Die Botschaften der Europäischen Union, der USA und der OSZE verurteilten in einer gemeinsamen Erklärung den Einsatz von Gewalt und riefen alle Seiten zu "Ruhe und Zurückhaltung" auf. Sie forderten einen konstruktiven Dialog und einen Kompromiss, um die bestehenden Differenzen beizulegen.
Schon vor den Unruhen hatte die US-Botschaft die scheinbare Billigung von Gewalt durch einige Politiker kritisiert. "Der Gebrauch provokanter Rhetorik und die Andeutung oder Tolerierung von jeder Form der Gewalt erweist dem albanischem Volk einen Bärendienst", hieß es in einer Erklärung.
Zur Situation in Albanien
Vor einigen Tagen kam es zu blutigen Zusammenstößen von Polizei und Protestierenden in Tirana, bei der mindestens drei Menschen starben. Hintergrund war ein Aufruf der sozialistischen Opposition zum Rücktritt der Regierung der demokratischen Partei und zu Neuwahlen.

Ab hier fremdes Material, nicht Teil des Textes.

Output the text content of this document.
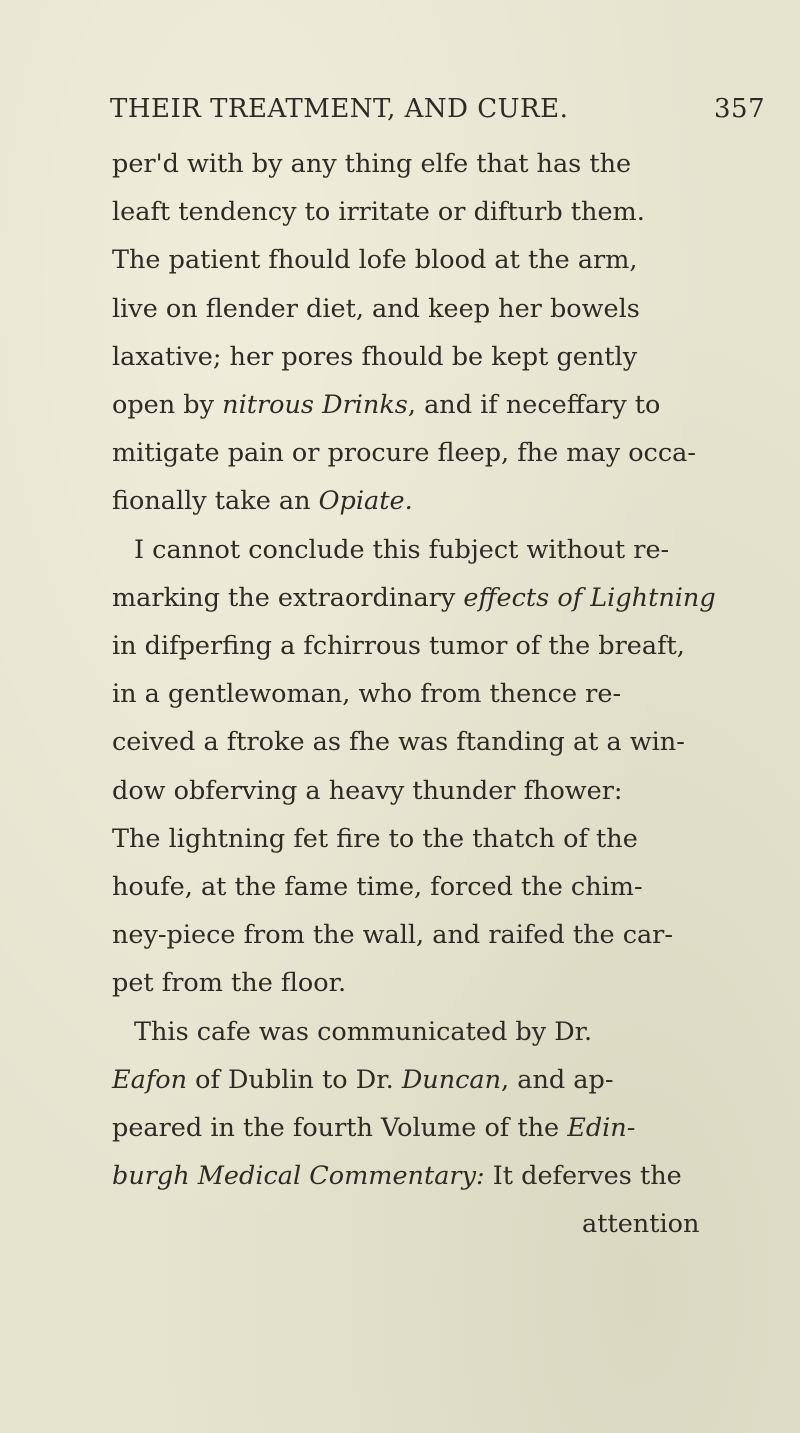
THEIR TREATMENT, AND CURE.	357
per'd with by any thing elfe that has the
leaft tendency to irritate or difturb them.
The patient fhould lofe blood at the arm,
live on flender diet, and keep her bowels
laxative; her pores fhould be kept gently
open by nitrous Drinks, and if neceffary to
mitigate pain or procure fleep, fhe may occa-
fionally take an Opiate.
I cannot conclude this fubject without re-
marking the extraordinary effects of Lightning
in difperfing a fchirrous tumor of the breaft,
in a gentlewoman, who from thence re-
ceived a ftroke as fhe was ftanding at a win-
dow obferving a heavy thunder fhower:
The lightning fet fire to the thatch of the
houfe, at the fame time, forced the chim-
ney-piece from the wall, and raifed the car-
pet from the floor.
This cafe was communicated by Dr.
Eafon of Dublin to Dr. Duncan, and ap-
peared in the fourth Volume of the Edin-
burgh Medical Commentary: It deferves the
attention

Ob dies allerdings tatsächlich Ursache für die massiven Ausschreitungen in der Hauptstadt waren, lässt sich eher kritisch sehen, zumal selbst sozialistische Quellen im Netz bemerken, dass auch die sozialistische Partei Albaniens keine Alternative zur demokratischen Partei darstellt, sondern beide in den letzten Jahren abwechselnd korrupt das Land regierten. Leider gibt es keine Berichte (zumindest habe ich keine gefunden), die die Situation in Albanien aus einer anarchistischen Perspektive beurteilt. Wie hängen die Proteste mit Arbeitskämpfen zusammen? Was für Auswirkungen haben die Aufstände im benachbarten Griechenland auf die Situation in Albanien? Gibt es progressive, emanzipative und vielleicht sogar revolutionäre Gruppen oder Zusammenhänge in Albanien, die sich an den Protesten beteiligen? Gibt es organisierte Basisgruppen, die nicht nationalistisch argumentieren?
Viele offene Fragen, aber ein weiteres deutliches Signal, wie destabil die Situation in der Region ist und das sich wirtschaftliche Krise und fehlende Antworten der “bürgerlichen Demokratie” mit ihrem Kapitalismus auf die Bedürfnisse der Menschen zu etwas Besserem wenden könnten.